Ahad, 11 Agustus 2019, bertepatan dengan 10 Dzulhijjah 1440 H, umat Islam sedunia insya Allah akan merayakan Hari Raya Idul Adha secara bersama-sama.
Idealnya Hari Raya Idul Adha adalah hari sukacita. Hari Raya Idul Kurban sejatinya adalah hari kegembiraan. Namun sayang, bagi sebagian umat Islam, sukacita itu masih terkubur oleh dukacita. Kegembiraan masih tertutupi oleh kabut kesengsaraan. Perayaan Hari Raya Kurban mesih diselimuti oleh ragam penderitaan.
Palestina, misalnya, masih terus dirundung duka. Puluhan tahun dicengkeram Zionis sang durjana. Rohingnya masih amat menderita. Terus menjadi mangsa rezim Budha yang hina. Uighur masih tersungkur. Dipenjara dan terus disiksa. Oleh rezim kejam komunis Cina. Suriah masih terluka parah. Menjadi korban kebiadaban rezim haus darah. Sekaligus menjadi rebutan negara-negara kafir penjajah.

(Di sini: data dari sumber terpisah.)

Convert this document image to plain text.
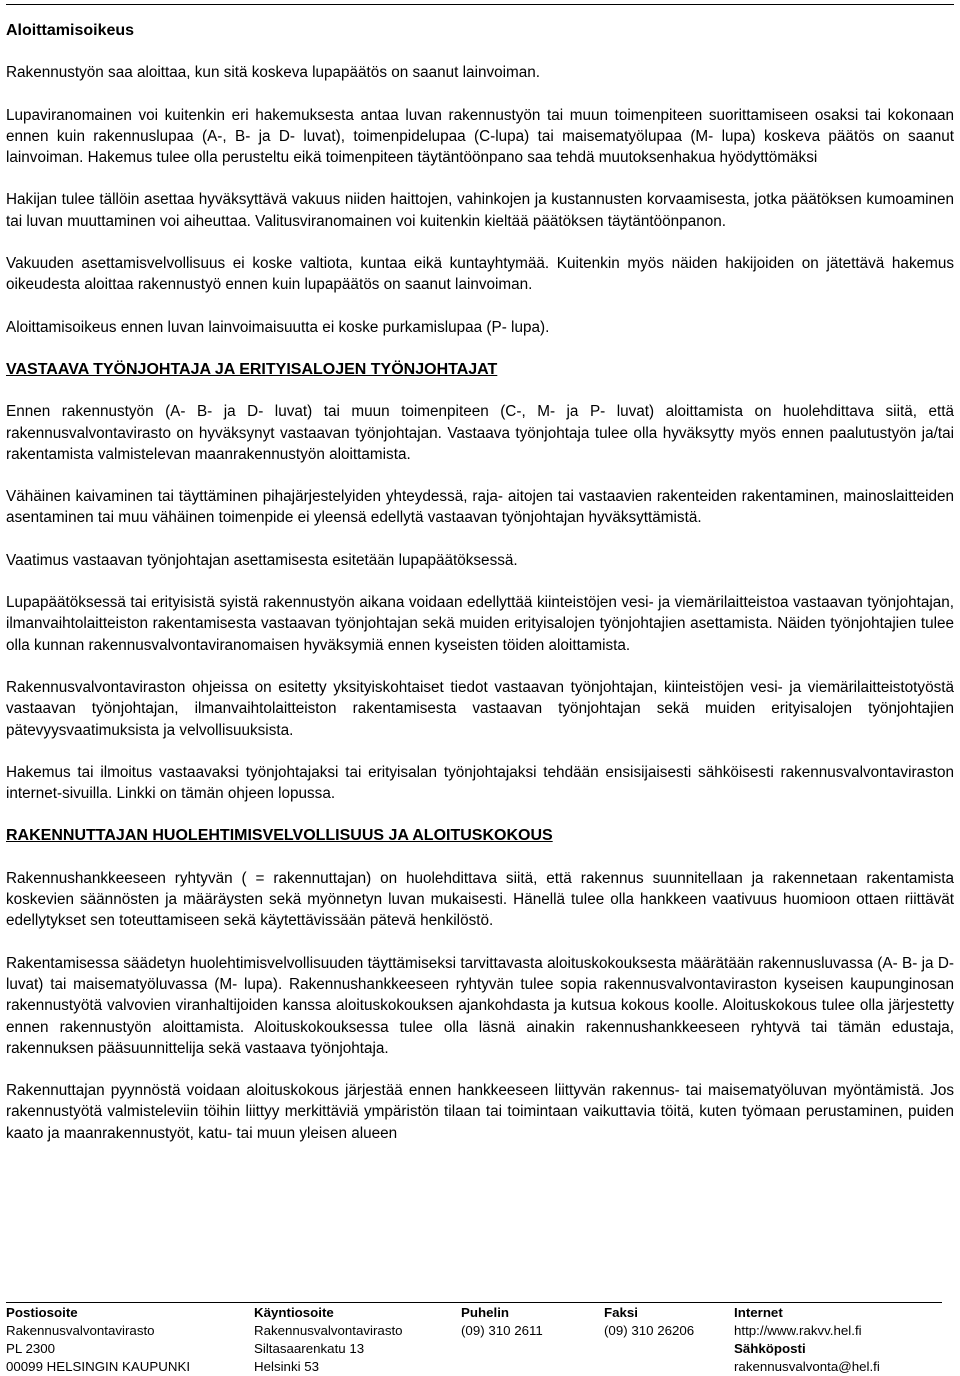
Aloittamisoikeus

Rakennustyön saa aloittaa, kun sitä koskeva lupapäätös on saanut lainvoiman.

Lupaviranomainen voi kuitenkin eri hakemuksesta antaa luvan rakennustyön tai muun toimenpiteen suorittamiseen osaksi tai kokonaan ennen kuin rakennuslupaa (A-, B- ja D- luvat), toimenpidelupaa (C-lupa) tai maisematyölupaa (M- lupa) koskeva päätös on saanut lainvoiman. Hakemus tulee olla perusteltu eikä toimenpiteen täytäntöönpano saa tehdä muutoksenhakua hyödyttömäksi

Hakijan tulee tällöin asettaa hyväksyttävä vakuus niiden haittojen, vahinkojen ja kustannusten korvaamisesta, jotka päätöksen kumoaminen tai luvan muuttaminen voi aiheuttaa. Valitusviranomainen voi kuitenkin kieltää päätöksen täytäntöönpanon.

Vakuuden asettamisvelvollisuus ei koske valtiota, kuntaa eikä kuntayhtymää. Kuitenkin myös näiden hakijoiden on jätettävä hakemus oikeudesta aloittaa rakennustyö ennen kuin lupapäätös on saanut lainvoiman.

Aloittamisoikeus ennen luvan lainvoimaisuutta ei koske purkamislupaa (P- lupa).

VASTAAVA TYÖNJOHTAJA JA ERITYISALOJEN TYÖNJOHTAJAT

Ennen rakennustyön (A- B- ja D- luvat) tai muun toimenpiteen (C-, M- ja P- luvat) aloittamista on huolehdittava siitä, että rakennusvalvontavirasto on hyväksynyt vastaavan työnjohtajan. Vastaava työnjohtaja tulee olla hyväksytty myös ennen paalutustyön ja/tai rakentamista valmistelevan maanrakennustyön aloittamista.

Vähäinen kaivaminen tai täyttäminen pihajärjestelyiden yhteydessä, raja- aitojen tai vastaavien rakenteiden rakentaminen, mainoslaitteiden asentaminen tai muu vähäinen toimenpide ei yleensä edellytä vastaavan työnjohtajan hyväksyttämistä.

Vaatimus vastaavan työnjohtajan asettamisesta esitetään lupapäätöksessä.

Lupapäätöksessä tai erityisistä syistä rakennustyön aikana voidaan edellyttää kiinteistöjen vesi- ja viemärilaitteistoa vastaavan työnjohtajan, ilmanvaihtolaitteiston rakentamisesta vastaavan työnjohtajan sekä muiden erityisalojen työnjohtajien asettamista. Näiden työnjohtajien tulee olla kunnan rakennusvalvontaviranomaisen hyväksymiä ennen kyseisten töiden aloittamista.

Rakennusvalvontaviraston ohjeissa on esitetty yksityiskohtaiset tiedot vastaavan työnjohtajan, kiinteistöjen vesi- ja viemärilaitteistotyöstä vastaavan työnjohtajan, ilmanvaihtolaitteiston rakentamisesta vastaavan työnjohtajan sekä muiden erityisalojen työnjohtajien pätevyysvaatimuksista ja velvollisuuksista.

Hakemus tai ilmoitus vastaavaksi työnjohtajaksi tai erityisalan työnjohtajaksi tehdään ensisijaisesti sähköisesti rakennusvalvontaviraston internet-sivuilla. Linkki on tämän ohjeen lopussa.

RAKENNUTTAJAN HUOLEHTIMISVELVOLLISUUS JA ALOITUSKOKOUS

Rakennushankkeeseen ryhtyvän ( = rakennuttajan) on huolehdittava siitä, että rakennus suunnitellaan ja rakennetaan rakentamista koskevien säännösten ja määräysten sekä myönnetyn luvan mukaisesti. Hänellä tulee olla hankkeen vaativuus huomioon ottaen riittävät edellytykset sen toteuttamiseen sekä käytettävissään pätevä henkilöstö.

Rakentamisessa säädetyn huolehtimisvelvollisuuden täyttämiseksi tarvittavasta aloituskokouksesta määrätään rakennusluvassa (A- B- ja D- luvat) tai maisematyöluvassa (M- lupa). Rakennushankkeeseen ryhtyvän tulee sopia rakennusvalvontaviraston kyseisen kaupunginosan rakennustyötä valvovien viranhaltijoiden kanssa aloituskokouksen ajankohdasta ja kutsua kokous koolle. Aloituskokous tulee olla järjestetty ennen rakennustyön aloittamista. Aloituskokouksessa tulee olla läsnä ainakin rakennushankkeeseen ryhtyvä tai tämän edustaja, rakennuksen pääsuunnittelija sekä vastaava työnjohtaja.

Rakennuttajan pyynnöstä voidaan aloituskokous järjestää ennen hankkeeseen liittyvän rakennus- tai maisematyöluvan myöntämistä. Jos rakennustyötä valmisteleviin töihin liittyy merkittäviä ympäristön tilaan tai toimintaan vaikuttavia töitä, kuten työmaan perustaminen, puiden kaato ja maanrakennustyöt, katu- tai muun yleisen alueen

Postiosoite
Rakennusvalvontavirasto
PL 2300
00099 HELSINGIN KAUPUNKI
Käyntiosoite
Rakennusvalvontavirasto
Siltasaarenkatu 13
Helsinki 53
Puhelin
(09) 310 2611
Faksi
(09) 310 26206
Internet
http://www.rakvv.hel.fi
Sähköposti
rakennusvalvonta@hel.fi
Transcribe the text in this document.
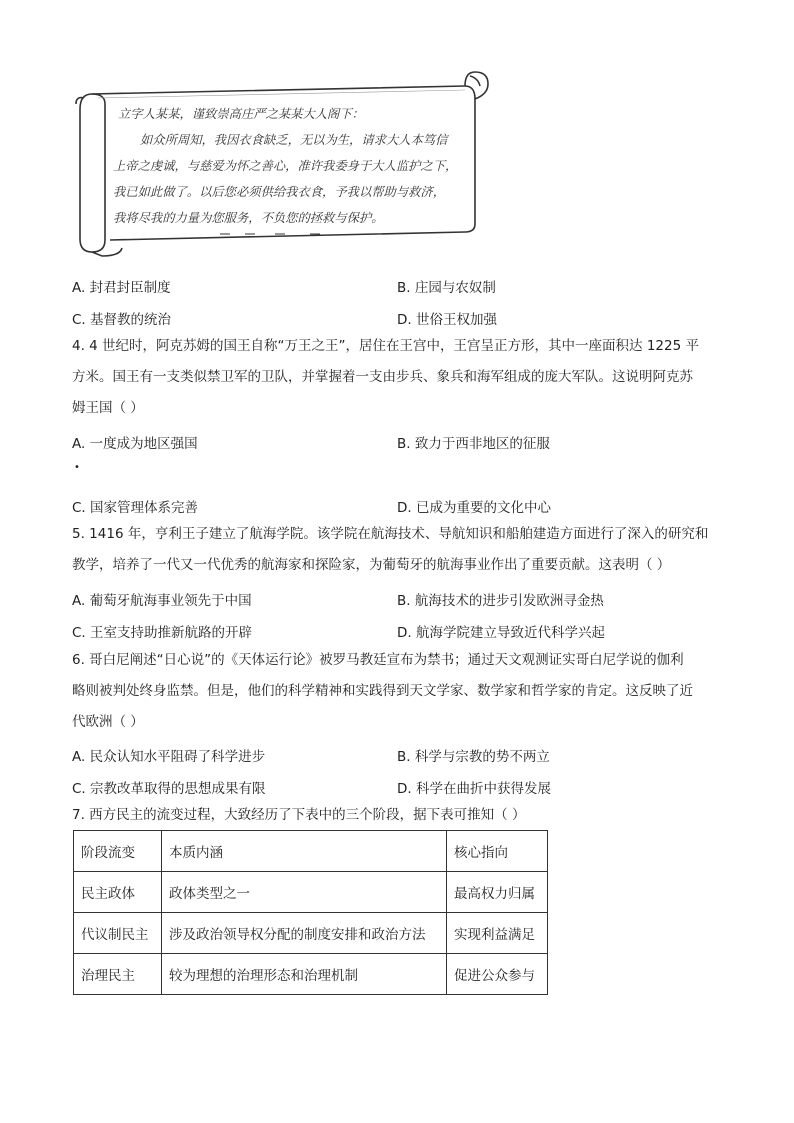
立字人某某，谨致崇高庄严之某某大人阁下：
如众所周知，我因衣食缺乏，无以为生，请求大人本笃信
上帝之虔诚，与慈爱为怀之善心，准许我委身于大人监护之下，
我已如此做了。以后您必须供给我衣食，予我以帮助与救济，
我将尽我的力量为您服务，不负您的拯救与保护。
A. 封君封臣制度	B. 庄园与农奴制
C. 基督教的统治	D. 世俗王权加强
4. 4 世纪时，阿克苏姆的国王自称“万王之王”，居住在王宫中，王宫呈正方形，其中一座面积达 1225 平
方米。国王有一支类似禁卫军的卫队，并掌握着一支由步兵、象兵和海军组成的庞大军队。这说明阿克苏
姆王国（ ）
A. 一度成为地区强国	B. 致力于西非地区的征服
•
C. 国家管理体系完善	D. 已成为重要的文化中心
5. 1416 年，亨利王子建立了航海学院。该学院在航海技术、导航知识和船舶建造方面进行了深入的研究和
教学，培养了一代又一代优秀的航海家和探险家，为葡萄牙的航海事业作出了重要贡献。这表明（ ）
A. 葡萄牙航海事业领先于中国	B. 航海技术的进步引发欧洲寻金热
C. 王室支持助推新航路的开辟	D. 航海学院建立导致近代科学兴起
6. 哥白尼阐述“日心说”的《天体运行论》被罗马教廷宣布为禁书；通过天文观测证实哥白尼学说的伽利
略则被判处终身监禁。但是，他们的科学精神和实践得到天文学家、数学家和哲学家的肯定。这反映了近
代欧洲（ ）
A. 民众认知水平阻碍了科学进步	B. 科学与宗教的势不两立
C. 宗教改革取得的思想成果有限	D. 科学在曲折中获得发展
7. 西方民主的流变过程，大致经历了下表中的三个阶段，据下表可推知（ ）
阶段流变	本质内涵	核心指向
民主政体	政体类型之一	最高权力归属
代议制民主	涉及政治领导权分配的制度安排和政治方法	实现利益满足
治理民主	较为理想的治理形态和治理机制	促进公众参与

Di belahan bumi yang lain, termasuk di negeri ini, kaum Muslim masih tetap terpinggirkan. Masih menjadi korban ketidakadilan. Sekaligus tumbal kebencian para pembenci Islam. Isu radikalisme terus digaungkan. Sama dengan isu terorisme sebelumnya. Yang mulai terkuak kedoknya. Nyata penuh dusta. Penuh rekayasa. Hanya jadi alat untuk terus menistakan kaum Muslim di seluruh dunia. Termasuk di Bumi Nusantara.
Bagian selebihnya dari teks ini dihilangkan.